Ölüm, duymak istemesek de duymak mecbûriyetinde olduğumuz bir nidâdır... Ölüm, “vakitsiz geldi” desek de; boyun eğmek mecbûriyetinde kaldığımız bir vedâdır... Ölüm; herkesin ödemek mükellefiyetinde olduğu bir borcu edâdır… Ölüm; “Ta haşre kadar sürecek / Bir şeb-i yeldâdır…”[ Ali Akbaş]  Ölüm, aslında bir “elvedâ” değil, yeni bir hayata “merhabâ”dır… 
     Ölüm, kimileri için “şeb-i arus”, kimileri için “nev-ruz”, kimileri için fîrâk, kimileri için son duraktır... 
     Kimileri içinse, “âsûde bahar ülkesi”nin giriş kapısında koklanan bir katmer güldür...  Ölüm, mü’minler için aslâ son nokta değil, ancak bir noktalı virgüldür...   
     Ölümü çok düşünen, ‘bu hayatın rövanşına’ göre hayâtını düzenleyen insanlar için ölüm; 
    bir kutlu tebessümdür… Ölümü tebessümle karşılamak, hayatı dosdoğru yaşamak, “Gökkubbede bir hoş sadâ”[ Bâkî] bırakmak her kişinin harcı değil, “Er kişinin” harcıdır... “Er kişi” eksikliğinin çekildiği bir dönemde Hüseyin Aras,  “âsumânın fânusuna”[ Şeyh Gâlip] birçok hoş sadâ bırakan, hayatı boyunca haysiyetli fikir çizgisini koruyan ve artık ender-i nâdirattan olan -kelimenin kâmil mânâsıyla- bir “Er kişi”ydi…  
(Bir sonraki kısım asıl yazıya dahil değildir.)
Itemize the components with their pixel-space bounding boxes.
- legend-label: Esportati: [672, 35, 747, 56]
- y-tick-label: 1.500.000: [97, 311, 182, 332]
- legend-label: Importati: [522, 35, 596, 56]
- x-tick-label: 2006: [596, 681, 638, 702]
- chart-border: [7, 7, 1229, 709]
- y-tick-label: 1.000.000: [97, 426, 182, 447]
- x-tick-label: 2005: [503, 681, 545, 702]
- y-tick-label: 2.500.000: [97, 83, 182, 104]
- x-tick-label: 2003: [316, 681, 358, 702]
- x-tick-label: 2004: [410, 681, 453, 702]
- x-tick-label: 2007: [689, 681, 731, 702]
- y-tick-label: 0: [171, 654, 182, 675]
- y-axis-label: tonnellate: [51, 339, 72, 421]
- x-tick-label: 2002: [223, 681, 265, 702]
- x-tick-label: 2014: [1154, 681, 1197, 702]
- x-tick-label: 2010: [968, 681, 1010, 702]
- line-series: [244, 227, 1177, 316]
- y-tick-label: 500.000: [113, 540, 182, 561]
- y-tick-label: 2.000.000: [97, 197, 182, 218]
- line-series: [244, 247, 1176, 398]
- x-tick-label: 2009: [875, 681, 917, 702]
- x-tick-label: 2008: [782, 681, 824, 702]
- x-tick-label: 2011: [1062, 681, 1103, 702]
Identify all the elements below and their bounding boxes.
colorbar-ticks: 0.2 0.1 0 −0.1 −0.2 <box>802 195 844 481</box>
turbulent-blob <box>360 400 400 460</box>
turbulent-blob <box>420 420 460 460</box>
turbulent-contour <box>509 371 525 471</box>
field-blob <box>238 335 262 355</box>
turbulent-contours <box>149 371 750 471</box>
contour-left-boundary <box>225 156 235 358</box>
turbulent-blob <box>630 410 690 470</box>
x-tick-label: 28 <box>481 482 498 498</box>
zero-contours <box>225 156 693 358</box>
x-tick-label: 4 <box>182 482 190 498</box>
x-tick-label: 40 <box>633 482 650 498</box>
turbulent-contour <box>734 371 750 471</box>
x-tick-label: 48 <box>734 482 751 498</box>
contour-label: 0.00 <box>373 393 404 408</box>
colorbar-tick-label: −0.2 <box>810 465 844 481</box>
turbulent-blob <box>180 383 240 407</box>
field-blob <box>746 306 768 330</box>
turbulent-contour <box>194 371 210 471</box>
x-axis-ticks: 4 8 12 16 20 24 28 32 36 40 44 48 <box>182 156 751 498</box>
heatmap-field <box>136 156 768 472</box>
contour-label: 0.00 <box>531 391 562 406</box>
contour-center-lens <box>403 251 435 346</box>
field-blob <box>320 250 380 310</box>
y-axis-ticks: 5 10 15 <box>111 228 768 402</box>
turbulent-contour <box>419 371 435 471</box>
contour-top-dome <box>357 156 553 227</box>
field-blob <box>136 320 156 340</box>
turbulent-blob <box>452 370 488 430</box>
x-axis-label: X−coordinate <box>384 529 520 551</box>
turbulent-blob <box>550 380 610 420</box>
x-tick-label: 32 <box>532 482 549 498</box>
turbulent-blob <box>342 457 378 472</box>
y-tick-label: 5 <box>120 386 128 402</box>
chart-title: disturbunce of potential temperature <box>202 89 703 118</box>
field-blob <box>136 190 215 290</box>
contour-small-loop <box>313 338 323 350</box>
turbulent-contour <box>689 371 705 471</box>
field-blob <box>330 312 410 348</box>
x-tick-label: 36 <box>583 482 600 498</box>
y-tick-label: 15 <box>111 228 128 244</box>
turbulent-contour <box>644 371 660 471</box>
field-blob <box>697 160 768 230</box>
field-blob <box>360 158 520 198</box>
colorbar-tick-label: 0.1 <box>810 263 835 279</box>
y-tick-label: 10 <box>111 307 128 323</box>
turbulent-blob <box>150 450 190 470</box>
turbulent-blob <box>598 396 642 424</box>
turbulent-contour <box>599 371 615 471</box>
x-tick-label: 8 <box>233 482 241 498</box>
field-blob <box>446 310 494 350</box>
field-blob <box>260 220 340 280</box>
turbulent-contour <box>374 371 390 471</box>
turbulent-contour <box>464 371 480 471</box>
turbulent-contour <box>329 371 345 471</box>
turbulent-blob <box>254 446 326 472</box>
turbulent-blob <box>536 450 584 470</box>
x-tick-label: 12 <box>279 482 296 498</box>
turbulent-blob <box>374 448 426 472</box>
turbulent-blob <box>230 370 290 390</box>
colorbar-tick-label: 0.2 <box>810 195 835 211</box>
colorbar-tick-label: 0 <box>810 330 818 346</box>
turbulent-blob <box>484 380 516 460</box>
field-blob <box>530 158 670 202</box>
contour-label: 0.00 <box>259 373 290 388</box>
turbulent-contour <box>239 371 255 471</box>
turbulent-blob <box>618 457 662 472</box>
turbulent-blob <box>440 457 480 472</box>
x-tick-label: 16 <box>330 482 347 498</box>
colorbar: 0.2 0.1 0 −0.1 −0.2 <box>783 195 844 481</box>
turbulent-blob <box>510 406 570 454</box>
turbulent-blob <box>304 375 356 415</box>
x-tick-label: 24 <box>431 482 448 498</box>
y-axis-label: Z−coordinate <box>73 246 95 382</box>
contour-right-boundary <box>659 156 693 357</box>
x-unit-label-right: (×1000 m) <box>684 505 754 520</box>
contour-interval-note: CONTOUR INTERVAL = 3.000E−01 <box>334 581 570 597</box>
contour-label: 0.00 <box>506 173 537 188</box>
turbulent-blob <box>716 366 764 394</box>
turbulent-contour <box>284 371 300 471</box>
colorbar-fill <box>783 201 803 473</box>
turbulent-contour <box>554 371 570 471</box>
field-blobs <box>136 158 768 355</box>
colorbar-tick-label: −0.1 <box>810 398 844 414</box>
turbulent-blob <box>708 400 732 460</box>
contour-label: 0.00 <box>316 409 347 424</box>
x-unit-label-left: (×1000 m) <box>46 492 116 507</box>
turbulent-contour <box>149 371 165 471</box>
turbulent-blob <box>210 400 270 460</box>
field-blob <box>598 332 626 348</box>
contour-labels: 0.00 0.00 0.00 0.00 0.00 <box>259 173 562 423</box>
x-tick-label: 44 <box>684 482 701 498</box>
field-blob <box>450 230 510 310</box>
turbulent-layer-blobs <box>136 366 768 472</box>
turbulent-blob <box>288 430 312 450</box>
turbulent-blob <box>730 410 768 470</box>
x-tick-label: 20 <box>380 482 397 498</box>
     Gönül dostları için Hüseyin Aras; “Herkes ölür, ama her insan gerçek hayatı yaşayamaz.”[  Victor Hugo] kelâm-ı kibarındaki  “gerçek hayatı” “Dîn ü devlet, mülk ü millet” aşkıyla yaşamış bir alperendi…   
     O;  düşünce dünyası, aksiyoner ideâlizmi, fikrî ve fiili mücâdelesi, vefâsı, dostluğu, sabrı, tevekkülü, tevâzuu ve samîmiyetiyle kalbimizdeki müstesnâ yerini hiçbir zaman kaybetmeyecek olan ve kökboyalı bir Anadolu kilimi gibi hâtıralarımıza ilmik ilmik işlenen bir ülkü deviydi… 
     O; vezinsiz bir dünyada yaşayan, fakat hayatın “Gül” kokulu kafiyesi olmak isteyen,  “gölgesiz ve lekesiz bir adâlet nizâmı”nı tesis için ömür boyu mücâdele eden bir gâzî-dervişti… 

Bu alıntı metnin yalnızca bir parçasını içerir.